Wang Xiaohui, Wang Zhuyao, Yao Yuzhen, Li Jingjin, Zhang Xiaojin, Li Chuanfu, Cheng Yunlin, Ding Guoxian, Liu Li, Ding Zhengnian
Department of Anesthesiology, First Affiliated Hospital with Nanjing Medical University, Nanjing 210029, China.
Biochim Biophys Acta. 2011 May;1813(5):827-38. doi: 10.1016/j.bbamcr.2011.01.027. Epub 2011 Feb 2.
Neurite outgrowth is an important aspect of neuronal plasticity and regeneration after neuronal injury. Alpha-lipoic acid (LA) has been used as a therapeutic approach for a variety of neural disorders. We recently reported that LA prevents local anesthetics-induced neurite loss. In this study, we hypothesized that LA administration promotes neurite outgrowth.
To test our hypothesis, we treated mouse neuroblastoma N2a cells and primary neurons with LA. Neurite outgrowth was evaluated by examination of morphological changes and by immunocytochemistry for β-tubulin-3. ROS production was examined, as were the phosphorylation levels of ERK and Akt.

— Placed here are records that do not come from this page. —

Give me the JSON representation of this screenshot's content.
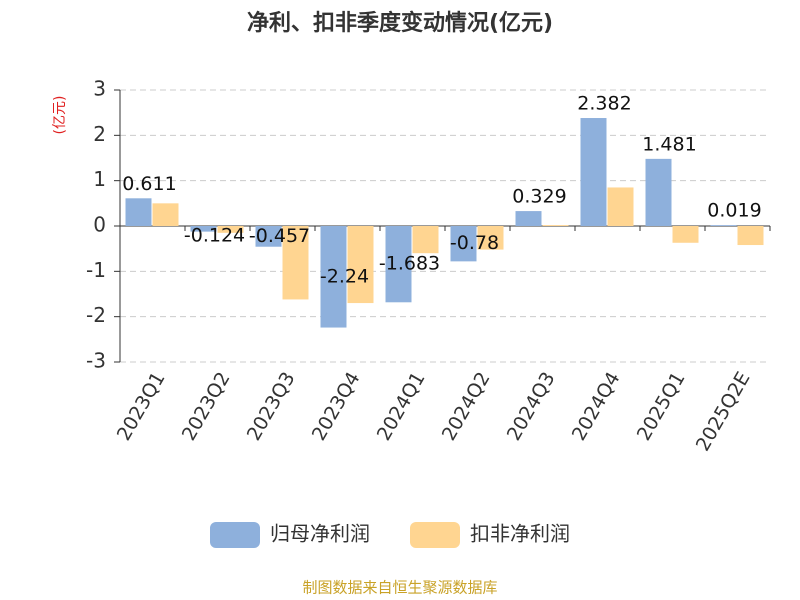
{
  "chart_data": {
    "type": "bar",
    "title": "净利、扣非季度变动情况(亿元)",
    "y_label": "(亿元)",
    "categories": [
      "2023Q1",
      "2023Q2",
      "2023Q3",
      "2023Q4",
      "2024Q1",
      "2024Q2",
      "2024Q3",
      "2024Q4",
      "2025Q1",
      "2025Q2E"
    ],
    "series": [
      {
        "name": "归母净利润",
        "color": "#8eb0dc",
        "values": [
          0.611,
          -0.124,
          -0.457,
          -2.24,
          -1.683,
          -0.78,
          0.329,
          2.382,
          1.481,
          0.019
        ],
        "show_labels": true
      },
      {
        "name": "扣非净利润",
        "color": "#ffd591",
        "values": [
          0.5,
          -0.15,
          -1.62,
          -1.7,
          -0.6,
          -0.52,
          0.02,
          0.85,
          -0.37,
          -0.42
        ],
        "show_labels": false
      }
    ],
    "ylim": [
      -3,
      3
    ],
    "yticks": [
      -3,
      -2,
      -1,
      0,
      1,
      2,
      3
    ],
    "grid": true,
    "legend": "bottom",
    "source": "制图数据来自恒生聚源数据库"
  }
}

In separate experiments, we determined the effects of the inhibition of ERK or PI3K/Akt as well as ROS production on LA-induced neurite outgrowth.

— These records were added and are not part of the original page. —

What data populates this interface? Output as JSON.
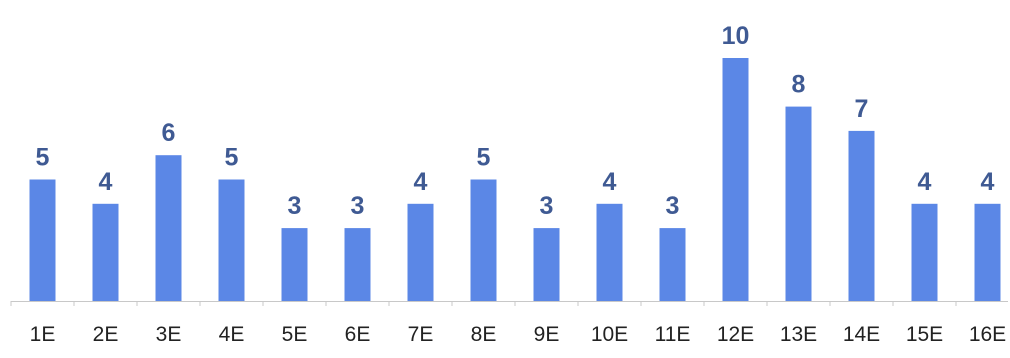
{
  "chart_data": {
    "type": "bar",
    "categories": [
      "1E",
      "2E",
      "3E",
      "4E",
      "5E",
      "6E",
      "7E",
      "8E",
      "9E",
      "10E",
      "11E",
      "12E",
      "13E",
      "14E",
      "15E",
      "16E"
    ],
    "values": [
      5,
      4,
      6,
      5,
      3,
      3,
      4,
      5,
      3,
      4,
      3,
      10,
      8,
      7,
      4,
      4
    ],
    "title": "",
    "xlabel": "",
    "ylabel": "",
    "ylim": [
      0,
      10
    ],
    "grid": false,
    "data_labels": true,
    "colors": {
      "bar": "#5b87e6",
      "value_label": "#3f5a93",
      "tick_label": "#222222",
      "axis": "#c8c8c8"
    }
  }
}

LA promoted significantly neurite outgrowth in a time- and concentration-dependent manner. LA stimulation significantly increased the phosphorylation levels of both Akt and ERK and transiently induced ROS production. PI3K/Akt inhibition did not affect LA-induced neurite outgrowth. However, the inhibition of ERK activation completely abolished LA-induced neurite outgrowth. Importantly, the prevention of ROS production by antioxidants attenuated LA-stimulated ERK activation and completely abolished LA-promoted neurite outgrowth.
Our data suggest that LA stimulates neurite outgrowth through the activation of ERK signaling, an effect mediated through a ROS-dependent mechanism. This article is part of a Special Issue entitled: 11th European Symposium on Calcium.

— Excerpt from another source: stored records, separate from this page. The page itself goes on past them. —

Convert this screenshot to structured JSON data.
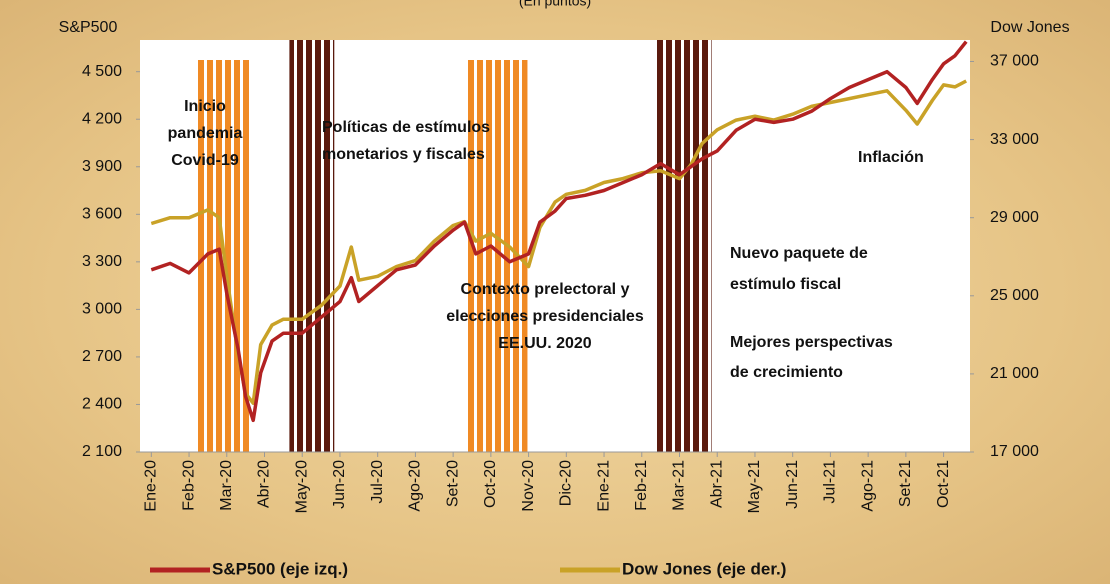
{
  "chart_data": {
    "type": "line",
    "title": "(En puntos)",
    "y_label": "S&P500",
    "y2_label": "Dow Jones",
    "xlim": [
      -0.3,
      21.7
    ],
    "xticks": [
      {
        "value": 0,
        "label": "Ene-20"
      },
      {
        "value": 1,
        "label": "Feb-20"
      },
      {
        "value": 2,
        "label": "Mar-20"
      },
      {
        "value": 3,
        "label": "Abr-20"
      },
      {
        "value": 4,
        "label": "May-20"
      },
      {
        "value": 5,
        "label": "Jun-20"
      },
      {
        "value": 6,
        "label": "Jul-20"
      },
      {
        "value": 7,
        "label": "Ago-20"
      },
      {
        "value": 8,
        "label": "Set-20"
      },
      {
        "value": 9,
        "label": "Oct-20"
      },
      {
        "value": 10,
        "label": "Nov-20"
      },
      {
        "value": 11,
        "label": "Dic-20"
      },
      {
        "value": 12,
        "label": "Ene-21"
      },
      {
        "value": 13,
        "label": "Feb-21"
      },
      {
        "value": 14,
        "label": "Mar-21"
      },
      {
        "value": 15,
        "label": "Abr-21"
      },
      {
        "value": 16,
        "label": "May-21"
      },
      {
        "value": 17,
        "label": "Jun-21"
      },
      {
        "value": 18,
        "label": "Jul-21"
      },
      {
        "value": 19,
        "label": "Ago-21"
      },
      {
        "value": 20,
        "label": "Set-21"
      },
      {
        "value": 21,
        "label": "Oct-21"
      }
    ],
    "ylim": [
      2100,
      4700
    ],
    "yticks": [
      {
        "value": 2100,
        "label": "2 100"
      },
      {
        "value": 2400,
        "label": "2 400"
      },
      {
        "value": 2700,
        "label": "2 700"
      },
      {
        "value": 3000,
        "label": "3 000"
      },
      {
        "value": 3300,
        "label": "3 300"
      },
      {
        "value": 3600,
        "label": "3 600"
      },
      {
        "value": 3900,
        "label": "3 900"
      },
      {
        "value": 4200,
        "label": "4 200"
      },
      {
        "value": 4500,
        "label": "4 500"
      }
    ],
    "y2lim": [
      17000,
      38100
    ],
    "y2ticks": [
      {
        "value": 17000,
        "label": "17 000"
      },
      {
        "value": 21000,
        "label": "21 000"
      },
      {
        "value": 25000,
        "label": "25 000"
      },
      {
        "value": 29000,
        "label": "29 000"
      },
      {
        "value": 33000,
        "label": "33 000"
      },
      {
        "value": 37000,
        "label": "37 000"
      }
    ],
    "x": [
      0,
      0.5,
      1,
      1.5,
      1.8,
      2.0,
      2.3,
      2.5,
      2.7,
      2.9,
      3.2,
      3.5,
      4,
      4.5,
      5,
      5.3,
      5.5,
      6,
      6.5,
      7,
      7.5,
      8,
      8.3,
      8.6,
      9,
      9.5,
      10,
      10.3,
      10.7,
      11,
      11.5,
      12,
      12.5,
      13,
      13.5,
      14,
      14.3,
      14.6,
      15,
      15.5,
      16,
      16.5,
      17,
      17.5,
      18,
      18.5,
      19,
      19.5,
      20,
      20.3,
      20.7,
      21,
      21.3,
      21.6
    ],
    "series": [
      {
        "name": "S&P500 (eje izq.)",
        "color": "#b22222",
        "axis": "y",
        "values": [
          3250,
          3290,
          3230,
          3350,
          3380,
          3100,
          2750,
          2450,
          2300,
          2600,
          2800,
          2850,
          2850,
          2950,
          3050,
          3200,
          3050,
          3150,
          3250,
          3280,
          3400,
          3500,
          3550,
          3350,
          3400,
          3300,
          3350,
          3550,
          3620,
          3700,
          3720,
          3750,
          3800,
          3850,
          3920,
          3850,
          3900,
          3950,
          4000,
          4130,
          4200,
          4180,
          4200,
          4250,
          4330,
          4400,
          4450,
          4500,
          4400,
          4300,
          4450,
          4550,
          4600,
          4690
        ]
      },
      {
        "name": "Dow Jones (eje der.)",
        "color": "#c9a227",
        "axis": "y2",
        "values": [
          28700,
          29000,
          29000,
          29400,
          29000,
          26000,
          22000,
          20000,
          19500,
          22500,
          23500,
          23800,
          23800,
          24500,
          25500,
          27500,
          25800,
          26000,
          26500,
          26800,
          27800,
          28600,
          28800,
          27800,
          28200,
          27500,
          26500,
          28500,
          29800,
          30200,
          30400,
          30800,
          31000,
          31300,
          31400,
          31000,
          31700,
          32800,
          33500,
          34000,
          34200,
          34000,
          34300,
          34700,
          34900,
          35100,
          35300,
          35500,
          34500,
          33800,
          35000,
          35800,
          35700,
          36000
        ]
      }
    ],
    "bands": [
      {
        "x": [
          1.22,
          2.6
        ],
        "color": "#f08a24"
      },
      {
        "x": [
          3.66,
          4.85
        ],
        "color": "#5a1a0e"
      },
      {
        "x": [
          8.38,
          9.97
        ],
        "color": "#f08a24"
      },
      {
        "x": [
          13.34,
          14.85
        ],
        "color": "#5a1a0e"
      }
    ],
    "annotations": [
      {
        "lines": [
          "Inicio",
          "pandemia",
          "Covid-19"
        ]
      },
      {
        "lines": [
          "Políticas de estímulos",
          "monetarios y fiscales"
        ]
      },
      {
        "lines": [
          "Contexto prelectoral y",
          "elecciones presidenciales",
          "EE.UU. 2020"
        ]
      },
      {
        "lines": [
          "Nuevo  paquete de",
          "estímulo fiscal"
        ]
      },
      {
        "lines": [
          "Mejores perspectivas",
          "de crecimiento"
        ]
      },
      {
        "lines": [
          "Inflación"
        ]
      }
    ]
  }
}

神经突生长是神经元可塑性及神经元损伤后再生的一个重要方面。α-硫辛酸(LA)已被用作治疗多种神经疾病的一种方法。我们最近报道LA可预防局部麻醉药诱导的神经突丢失。在本研究中,我们假设给予LA可促进神经突生长。
为验证我们的假设,我们用LA处理小鼠神经母细胞瘤N2a细胞和原代神经元。通过检查形态变化及对β-微管蛋白-3进行免疫细胞化学来评估神经突生长。检测了活性氧(ROS)的产生以及细胞外信号调节激酶(ERK)和蛋白激酶B(Akt)的磷酸化水平。在单独的实验中,我们确定了抑制ERK或磷脂酰肌醇-3激酶/蛋白激酶B(PI3K/Akt)以及ROS产生对LA诱导的神经突生长的影响。
LA以时间和浓度依赖性方式显著促进神经突生长。LA刺激显著增加了Akt和ERK的磷酸化水平,并短暂诱导了ROS的产生。抑制PI3K/Akt并不影响LA诱导的神经突生长。然而,抑制ERK激活完全消除了LA诱导的神经突生长。重要的是,抗氧化剂阻止ROS产生减弱了LA刺激的ERK激活,并完全消除了LA促进的神经突生长。
我们的数据表明,LA通过激活ERK信号通路刺激神经突生长,这一效应是通过ROS依赖性机制介导的。本文是名为“第11届欧洲钙研讨会”的特刊的一部分。